After that day, Lefkow would rarely cry in front of other people. Joan, her friends would say, was shouldering through as if grieving were just another job. Even at her husband's funeral she comforted weeping mourners more than she wept.
"I think she cries at night," one of her daughters said a few weeks later.
But on a day two months after Michael's death, Joan Lefkow goes to his office, looks around--at the swamp of papers, the poster of Spain, the family photos, the diplomas--and she weeps.
Michael Lefkow's little law office in the Monadnock Building in the Loop was nothing like his wife's suite in the federal courthouse catercorner across West Jackson Boulevard.

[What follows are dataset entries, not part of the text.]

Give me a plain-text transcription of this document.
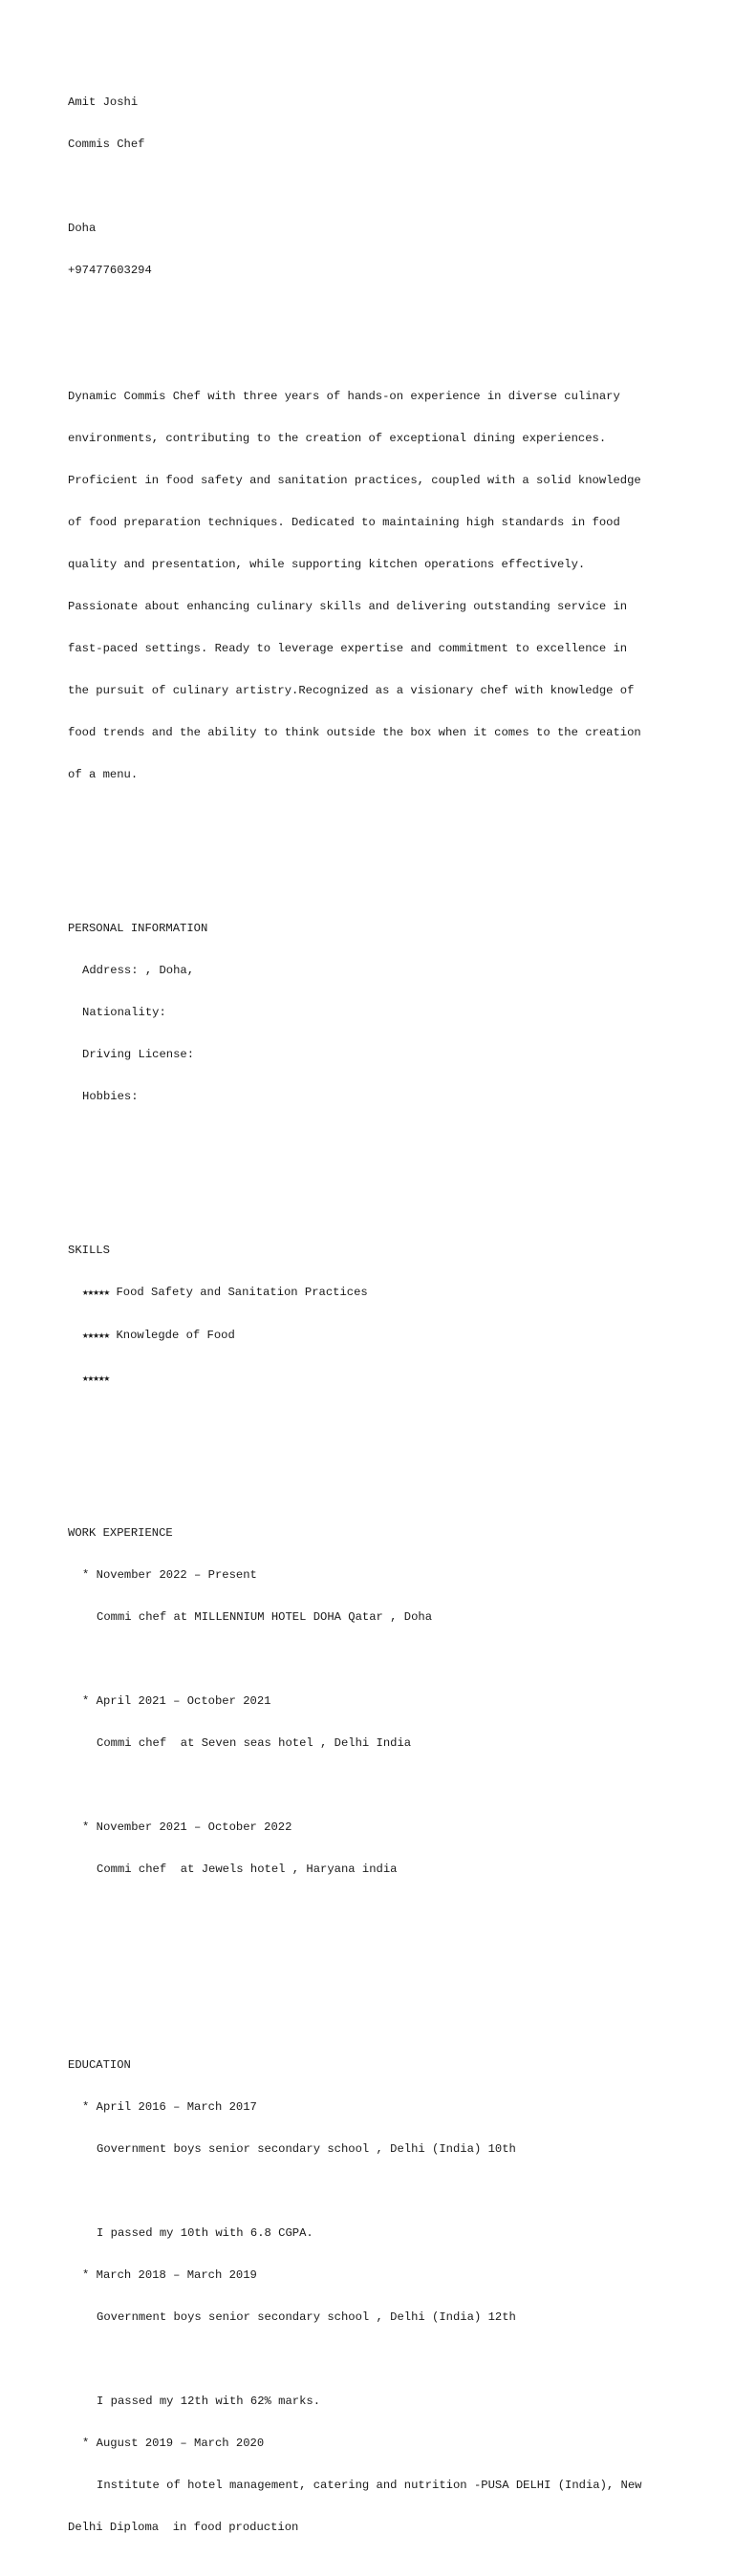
Amit Joshi

Commis Chef

Doha

+97477603294

Dynamic Commis Chef with three years of hands-on experience in diverse culinary

environments, contributing to the creation of exceptional dining experiences.

Proficient in food safety and sanitation practices, coupled with a solid knowledge

of food preparation techniques. Dedicated to maintaining high standards in food

quality and presentation, while supporting kitchen operations effectively.

Passionate about enhancing culinary skills and delivering outstanding service in

fast-paced settings. Ready to leverage expertise and commitment to excellence in

the pursuit of culinary artistry.Recognized as a visionary chef with knowledge of

food trends and the ability to think outside the box when it comes to the creation

of a menu.

PERSONAL INFORMATION

Address: , Doha,

Nationality:

Driving License:

Hobbies:

SKILLS

★★★★★ Food Safety and Sanitation Practices

★★★★★ Knowlegde of Food

★★★★★

WORK EXPERIENCE

* November 2022 – Present

Commi chef at MILLENNIUM HOTEL DOHA Qatar , Doha

* April 2021 – October 2021

Commi chef  at Seven seas hotel , Delhi India

* November 2021 – October 2022

Commi chef  at Jewels hotel , Haryana india

EDUCATION

* April 2016 – March 2017

Government boys senior secondary school , Delhi (India) 10th

I passed my 10th with 6.8 CGPA.

* March 2018 – March 2019

Government boys senior secondary school , Delhi (India) 12th

I passed my 12th with 62% marks.

* August 2019 – March 2020

Institute of hotel management, catering and nutrition -PUSA DELHI (India), New

Delhi Diploma  in food production
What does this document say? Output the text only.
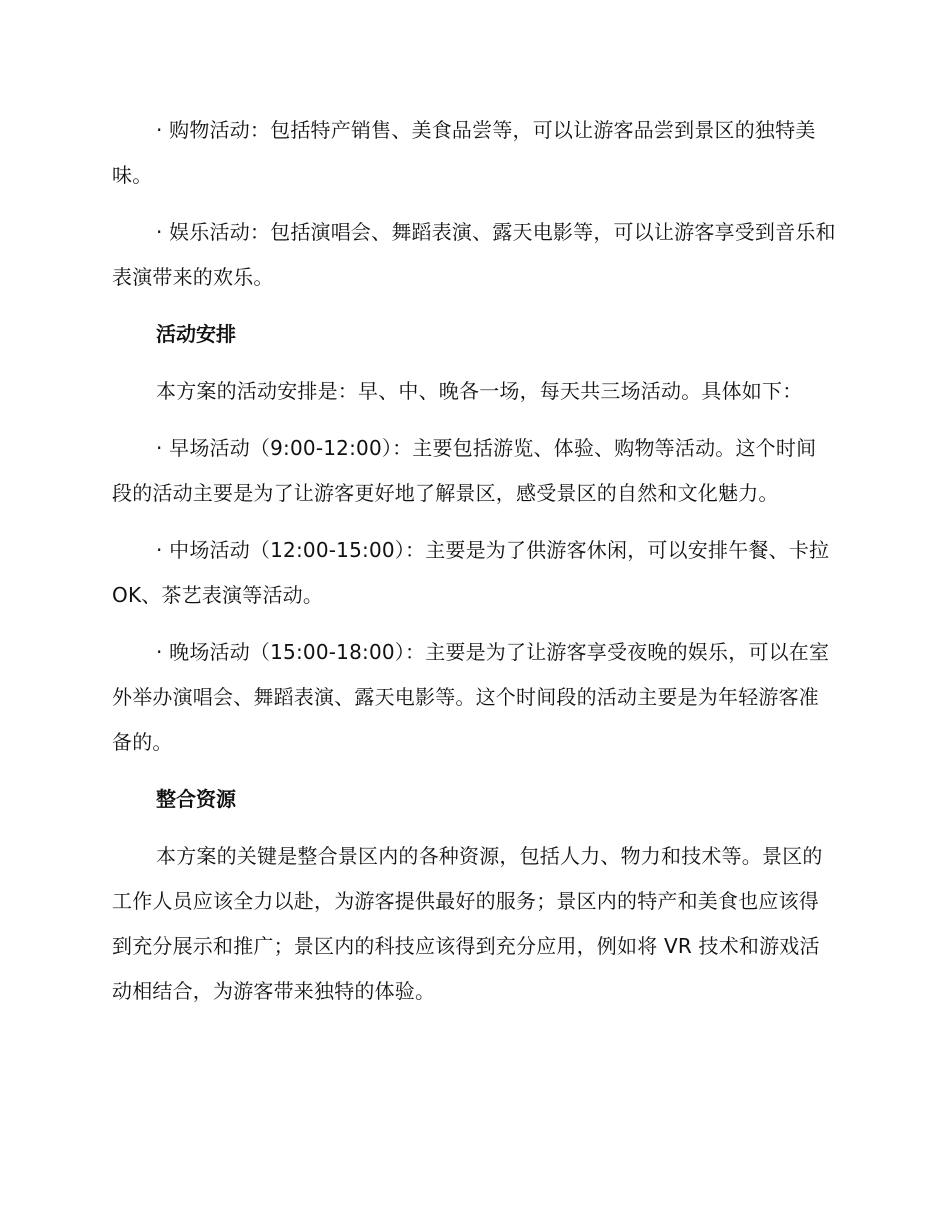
· 购物活动：包括特产销售、美食品尝等，可以让游客品尝到景区的独特美味。

· 娱乐活动：包括演唱会、舞蹈表演、露天电影等，可以让游客享受到音乐和表演带来的欢乐。

活动安排

本方案的活动安排是：早、中、晚各一场，每天共三场活动。具体如下：

· 早场活动（9:00-12:00）：主要包括游览、体验、购物等活动。这个时间段的活动主要是为了让游客更好地了解景区，感受景区的自然和文化魅力。

· 中场活动（12:00-15:00）：主要是为了供游客休闲，可以安排午餐、卡拉 OK、茶艺表演等活动。

· 晚场活动（15:00-18:00）：主要是为了让游客享受夜晚的娱乐，可以在室外举办演唱会、舞蹈表演、露天电影等。这个时间段的活动主要是为年轻游客准备的。

整合资源

本方案的关键是整合景区内的各种资源，包括人力、物力和技术等。景区的工作人员应该全力以赴，为游客提供最好的服务；景区内的特产和美食也应该得到充分展示和推广；景区内的科技应该得到充分应用，例如将 VR 技术和游戏活动相结合，为游客带来独特的体验。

Hers: vistas of the lake and skyline, walls of polished bookshelves, Arts and Crafts lamps and chairs, a staff to take her calls, send her faxes, make the coffee.
His: a single room with an air conditioner in the window, a room barely big enough for his old walnut desk, bought used. His only staff was his daughter Helena, whom he'd hired as a temp and who affectionately despaired that her dad couldn't even make a computer file.
While his wife, with his proud encouragement, ascended the federal judges' ranks, Michael Lefkow had run for Cook County judge. He lost. But he didn't lose his vigor for his private practice. He was an old-style liberal who specialized in employment rights, and it energized his conscience that his clients were often broke.
In his office when he died:
Two 10-pound weights underneath the desk.